I bet you will get a pony before this problem is solved.

Williams: When the Sun Shines We'll Shine Together

Posted Aug 29, 2011 14:06 UTC (Mon) by paulj (subscriber, #341) [Link]

Nothing stops two trusted systems exchanging security information about end-user IP flows over IP, and keeping packets segregated from users and services with different sensitivities. In that context, it's a reasonably solved problem. Standardised extensions exist for IPSec:

Trusted Solaris:

http://download.oracle.com/docs/cd/E19082-01/819-7309/txn...

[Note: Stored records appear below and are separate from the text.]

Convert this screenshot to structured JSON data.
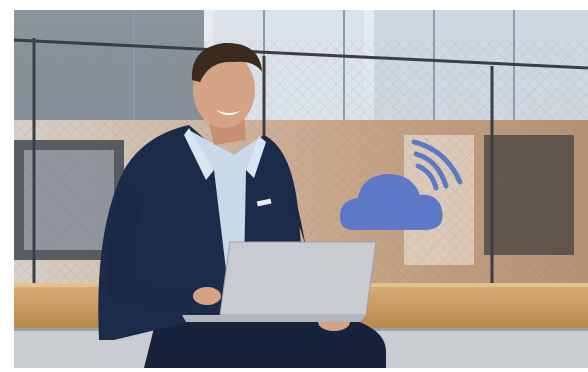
{
  "image": {
    "alt": "",
    "colors": {
      "background": "#ffffff",
      "building_glass": "#c9d3dc",
      "wall_light": "#d6d9dc",
      "wall_brick": "#c9a27e",
      "ledge_wood": "#c99a5c",
      "jacket": "#1c2b4a",
      "shirt": "#c9d9ea",
      "laptop": "#c8cbd0",
      "cloud_icon": "#5b79c6",
      "skin": "#d6a285",
      "hair": "#3b2a1e"
    },
    "icons": [
      "cloud-wifi-icon"
    ]
  }
}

There was a Linux project (don't know if it integrated):

http://lwn.net/Articles/204905/

Williams: When the Sun Shines We'll Shine Together

Posted Aug 29, 2011 15:56 UTC (Mon) by marcH (subscriber, #57642) [Link]

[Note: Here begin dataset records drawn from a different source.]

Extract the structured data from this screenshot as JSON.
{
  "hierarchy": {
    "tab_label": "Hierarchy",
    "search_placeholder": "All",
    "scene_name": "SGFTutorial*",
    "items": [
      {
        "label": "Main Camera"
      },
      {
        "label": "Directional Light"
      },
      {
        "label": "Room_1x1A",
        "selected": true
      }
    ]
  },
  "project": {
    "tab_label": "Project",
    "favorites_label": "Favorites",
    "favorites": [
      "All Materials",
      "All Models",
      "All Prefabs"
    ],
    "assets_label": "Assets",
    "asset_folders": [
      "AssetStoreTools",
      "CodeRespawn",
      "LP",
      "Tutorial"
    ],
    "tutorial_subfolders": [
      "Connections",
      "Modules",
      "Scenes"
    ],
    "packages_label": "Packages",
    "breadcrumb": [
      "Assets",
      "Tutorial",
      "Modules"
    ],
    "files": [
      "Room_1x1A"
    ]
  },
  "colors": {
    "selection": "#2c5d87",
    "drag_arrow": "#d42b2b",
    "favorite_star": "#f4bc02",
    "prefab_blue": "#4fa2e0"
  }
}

This is an awkward hack because the security is configured externally without the application (= the "end" in the e2e principle) even realizing it.

Quoting your reference:
> CIPSO only works on very strictly controlled networks as there is nothing in the specification that prevents unauthorized machines from claiming authorization; the system and router configuration must prevent that kind of behavior. In addition, it provides yet another configuration challenge for administrators to get through before their systems will perform correctly.

No surprise everyone is using real _end to end_ security (SSL, passwords,...) instead of or in addition to VPNs/IPsec/etc.

Williams: When the Sun Shines We'll Shine Together

Posted Aug 31, 2011 9:28 UTC (Wed) by geofft (subscriber, #59789) [Link]

You know, if you clone(CLONE_NEWNET) in a PAM module, you can probably have your pony.

Williams: When the Sun Shines We'll Shine Together

Posted Aug 26, 2011 17:51 UTC (Fri) by jspaleta (subscriber, #50639) [Link]

i believe VPN connections can be marked system wide just like other network connections with system admin privledged interaction to mark them as such. I believe system wide connections survive the user switch. It's only private connections which get cut off. I think. That would be a very good thing to check. I would expect all connections marked in the NM config UI as "available to all users" to survive the switch, including VPN connections thus marked.

-jef

Williams: When the Sun Shines We'll Shine Together

Posted Aug 26, 2011 10:40 UTC (Fri) by robert_s (subscriber, #42402) [Link]

Thankyou. I was just about to post similar sentiments.

Though I think of it more as someone else coming along and needing to log in, causing a download to be axed.

I think the situation seems funny because the less privileged user shouldn't be able to alter the system state, screwing up my operation in the process.

Williams: When the Sun Shines We'll Shine Together

Posted Aug 26, 2011 13:08 UTC (Fri) by Yenya (subscriber, #52846) [Link]

How do you (plan to) handle multi-seat systems? Thanks!

Williams: When the Sun Shines We'll Shine Together

Posted Aug 26, 2011 13:33 UTC (Fri) by maderik (subscriber, #28840) [Link]

Do multi-seat systems need a dynamic network manager that can switch interfaces as connections come and go?

Williams: When the Sun Shines We'll Shine Together

Posted Aug 27, 2011 15:46 UTC (Sat) by bronson (subscriber, #4806) [Link]

Multi-seat systems need to realize that they are multi-seat systems. It's unrealistic to expect them to have 100% of the features of single-seat systems.

There are two sane ways...

Posted Aug 26, 2011 16:18 UTC (Fri) by khim (subscriber, #9252) [Link]

Either you keep everything really separate (this means VPN still works but the active user can not use it) or you don't pretend to offer such capabilities at all. As already was pointed out current solution makes life miserable for user without offering any security - thus it's the worst solution imaginable.

Williams: When the Sun Shines We'll Shine Together

Posted Aug 26, 2011 19:30 UTC (Fri) by Cyberax (✭ supporter ✭, #52523) [Link]

Uhm?

You can mark a connection as 'system'. It can then survive logouts and user changes. Of course, marking connection as 'system' needs sufficient privileges (mediated by PolicyKit).